Trump’s Moscow Tower Problem

Trump’s Moscow Tower Problem

By WNYC Studios

This week, we’re exploring President Donald Trump’s efforts to do business in Moscow. Our team — Heather Vogell, Andrea Bernstein, Meg Cramer and Katie Zavadski — dug into just who Trump was working with and just what Trump needed from Russia to get a deal done. (Listen to the podcast episode here.)

First, the big picture. We already knew that Trump had business interests involving Russia during the 2016 presidential campaign — which he denied — that could have been influencing his policy positions. As the world has discovered, Trump was negotiating to develop a tower in Moscow while running for president. Former Trump lawyer Michael Cohen has admitted to lying to Congress about being in contact with the Kremlin about the project during the campaign.

All of that explains why congressional investigators are scrutinizing Trump’s Moscow efforts. And we’ve found more:

•  Trump’s partner on the project didn't appear to be in a position to get the project approved and built. On Oct. 28, 2015 — the same day as a Republican primary debate — Trump signed a letter of intent with the partner, a developer named Andrey Rozov, to build a 400-unit condominium and hotel tower in Moscow.

In a letter Rozov wrote to Cohen pitching his role, he cited his work on a suburban development outside of Moscow, a 12-story office building in Manhattan’s Garment District (which he bought rather than constructed) and two projects in Williston, North Dakota, a town of around 30,000.We looked into each of them.

Rozov’s Moscow project has faced lawsuits from homeowners, some of which have settled and some of which are ongoing, and the company developing it filed for bankruptcy. It remains unfinished.

Property records show that Rozov owned his New York building for just over a year. He bought it for about $35 million in cash, took out an almost $13 million loan several months later, made no significant improvements and then sold it for a 23 percent profit. Trump’s former business associate, Felix Sater, who once pleaded guilty to financial fraud and reportedly later became an asset for U.S. intelligence agencies, is listed on the sale as an “authorized signatory.”

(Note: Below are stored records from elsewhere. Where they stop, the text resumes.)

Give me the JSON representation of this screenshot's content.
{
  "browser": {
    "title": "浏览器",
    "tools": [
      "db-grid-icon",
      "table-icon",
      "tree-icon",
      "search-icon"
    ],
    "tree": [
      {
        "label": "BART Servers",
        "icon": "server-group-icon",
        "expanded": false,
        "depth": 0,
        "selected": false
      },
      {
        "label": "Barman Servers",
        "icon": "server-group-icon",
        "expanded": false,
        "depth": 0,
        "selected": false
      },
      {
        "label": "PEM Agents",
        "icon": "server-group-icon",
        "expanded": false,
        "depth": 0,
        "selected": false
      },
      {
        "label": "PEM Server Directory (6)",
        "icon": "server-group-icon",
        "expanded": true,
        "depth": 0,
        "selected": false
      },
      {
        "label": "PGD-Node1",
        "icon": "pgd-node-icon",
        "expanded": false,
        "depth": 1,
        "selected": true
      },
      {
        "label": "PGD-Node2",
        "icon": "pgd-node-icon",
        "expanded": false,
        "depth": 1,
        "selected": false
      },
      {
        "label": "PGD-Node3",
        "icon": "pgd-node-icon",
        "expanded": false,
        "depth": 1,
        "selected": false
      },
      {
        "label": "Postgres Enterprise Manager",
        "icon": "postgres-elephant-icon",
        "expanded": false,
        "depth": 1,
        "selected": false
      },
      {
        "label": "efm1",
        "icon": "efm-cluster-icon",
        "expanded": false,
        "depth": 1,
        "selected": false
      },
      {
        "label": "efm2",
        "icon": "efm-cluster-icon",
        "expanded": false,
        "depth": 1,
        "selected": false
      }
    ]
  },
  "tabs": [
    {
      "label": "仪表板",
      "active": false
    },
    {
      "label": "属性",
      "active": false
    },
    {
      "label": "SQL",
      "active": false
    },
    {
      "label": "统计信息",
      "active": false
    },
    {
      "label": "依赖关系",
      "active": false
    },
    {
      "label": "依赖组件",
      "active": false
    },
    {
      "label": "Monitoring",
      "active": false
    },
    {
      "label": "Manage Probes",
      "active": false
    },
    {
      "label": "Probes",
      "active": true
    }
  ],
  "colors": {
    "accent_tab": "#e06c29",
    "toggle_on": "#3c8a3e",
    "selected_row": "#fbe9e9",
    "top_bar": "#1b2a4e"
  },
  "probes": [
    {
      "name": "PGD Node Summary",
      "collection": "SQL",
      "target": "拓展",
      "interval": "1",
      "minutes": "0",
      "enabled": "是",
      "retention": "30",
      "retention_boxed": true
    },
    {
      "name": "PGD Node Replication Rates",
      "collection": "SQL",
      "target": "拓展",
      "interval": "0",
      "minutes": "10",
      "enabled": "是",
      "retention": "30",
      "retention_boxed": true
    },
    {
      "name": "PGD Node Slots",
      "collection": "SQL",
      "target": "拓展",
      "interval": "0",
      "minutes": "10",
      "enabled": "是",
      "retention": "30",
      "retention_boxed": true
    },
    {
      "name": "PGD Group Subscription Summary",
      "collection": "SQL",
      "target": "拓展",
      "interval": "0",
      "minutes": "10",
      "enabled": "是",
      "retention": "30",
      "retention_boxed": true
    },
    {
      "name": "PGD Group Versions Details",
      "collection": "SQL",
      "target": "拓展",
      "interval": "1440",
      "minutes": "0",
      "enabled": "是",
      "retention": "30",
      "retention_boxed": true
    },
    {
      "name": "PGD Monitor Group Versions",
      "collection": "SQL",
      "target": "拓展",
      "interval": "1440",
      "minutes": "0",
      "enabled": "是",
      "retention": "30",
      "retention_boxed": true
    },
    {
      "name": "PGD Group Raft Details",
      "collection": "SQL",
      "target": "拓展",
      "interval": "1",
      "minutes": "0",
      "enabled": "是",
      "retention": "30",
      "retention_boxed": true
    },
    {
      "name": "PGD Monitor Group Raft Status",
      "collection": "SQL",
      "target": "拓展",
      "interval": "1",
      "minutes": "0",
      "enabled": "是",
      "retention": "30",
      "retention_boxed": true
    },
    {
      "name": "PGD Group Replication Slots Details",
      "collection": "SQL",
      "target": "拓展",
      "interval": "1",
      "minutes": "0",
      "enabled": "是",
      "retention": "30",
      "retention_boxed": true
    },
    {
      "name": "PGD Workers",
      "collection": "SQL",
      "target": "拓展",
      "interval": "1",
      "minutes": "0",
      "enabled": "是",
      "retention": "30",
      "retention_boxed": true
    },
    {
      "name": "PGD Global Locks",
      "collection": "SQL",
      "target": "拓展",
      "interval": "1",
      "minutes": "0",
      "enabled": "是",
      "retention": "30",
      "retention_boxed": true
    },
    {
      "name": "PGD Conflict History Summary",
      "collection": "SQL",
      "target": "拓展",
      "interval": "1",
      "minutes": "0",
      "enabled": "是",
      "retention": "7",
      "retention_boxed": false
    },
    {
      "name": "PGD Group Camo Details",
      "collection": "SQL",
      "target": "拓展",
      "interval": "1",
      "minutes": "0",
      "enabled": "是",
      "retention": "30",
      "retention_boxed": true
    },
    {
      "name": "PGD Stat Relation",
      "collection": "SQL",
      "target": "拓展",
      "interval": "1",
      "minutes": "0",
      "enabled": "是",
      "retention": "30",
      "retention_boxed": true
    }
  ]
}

We did find a developer with a workforce housing project in Williston, as well as approved plans for a mall/hotel/water-park. (The town attracted interest from developers as the center of North Dakota’s oil boom earlier in the decade.) Rozov’s name doesn’t appear on materials relating to the company, but a person familiar with the project confirmed that this is what Rozov was bragging about in his letter. Oil prices cratered and the mega-mall was never built.

Rozov did not respond to an email seeking comment.

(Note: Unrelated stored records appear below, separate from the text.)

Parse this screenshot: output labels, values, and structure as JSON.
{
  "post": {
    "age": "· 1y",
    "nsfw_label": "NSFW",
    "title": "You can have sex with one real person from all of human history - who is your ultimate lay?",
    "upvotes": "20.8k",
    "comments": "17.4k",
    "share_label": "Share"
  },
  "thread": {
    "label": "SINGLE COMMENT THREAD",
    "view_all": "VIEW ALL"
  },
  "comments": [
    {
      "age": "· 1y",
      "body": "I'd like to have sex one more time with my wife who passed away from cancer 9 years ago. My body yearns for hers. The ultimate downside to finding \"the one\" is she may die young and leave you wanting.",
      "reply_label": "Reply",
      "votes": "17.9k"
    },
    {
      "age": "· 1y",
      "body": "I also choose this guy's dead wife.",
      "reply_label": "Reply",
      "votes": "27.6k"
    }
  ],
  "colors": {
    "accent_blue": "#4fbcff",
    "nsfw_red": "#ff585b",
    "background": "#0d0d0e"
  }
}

Here is a rendering of the plan:

Plans for "Williston Crossing," a 218 acre site in Williams County, North Dakota.
(Williston Crossing Major Comprehensive Plan Amendment Presentation/Gensler)

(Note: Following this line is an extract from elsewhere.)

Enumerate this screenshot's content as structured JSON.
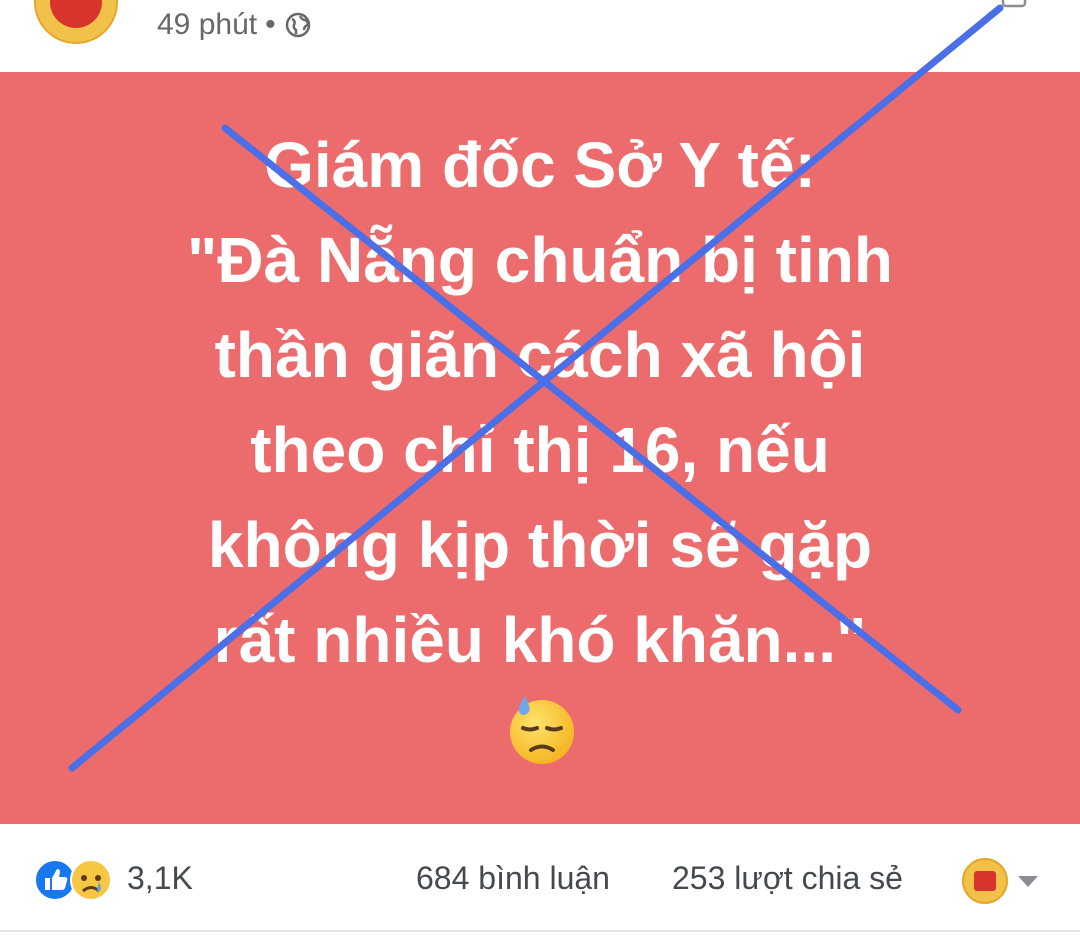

•  An owner of a sanctioned Russian bank that vouched for the Trump Organization in Moscow had a criminal history that included involvement in a Russian mafia gas-bootlegging scheme in the U.S.

Making a business trip to Russia requires an official invitation. According to correspondence published by BuzzFeed, Sater arranged for an invitation from Genbank, a small Russian bank that expanded significantly in Crimea after Russia invaded in 2014.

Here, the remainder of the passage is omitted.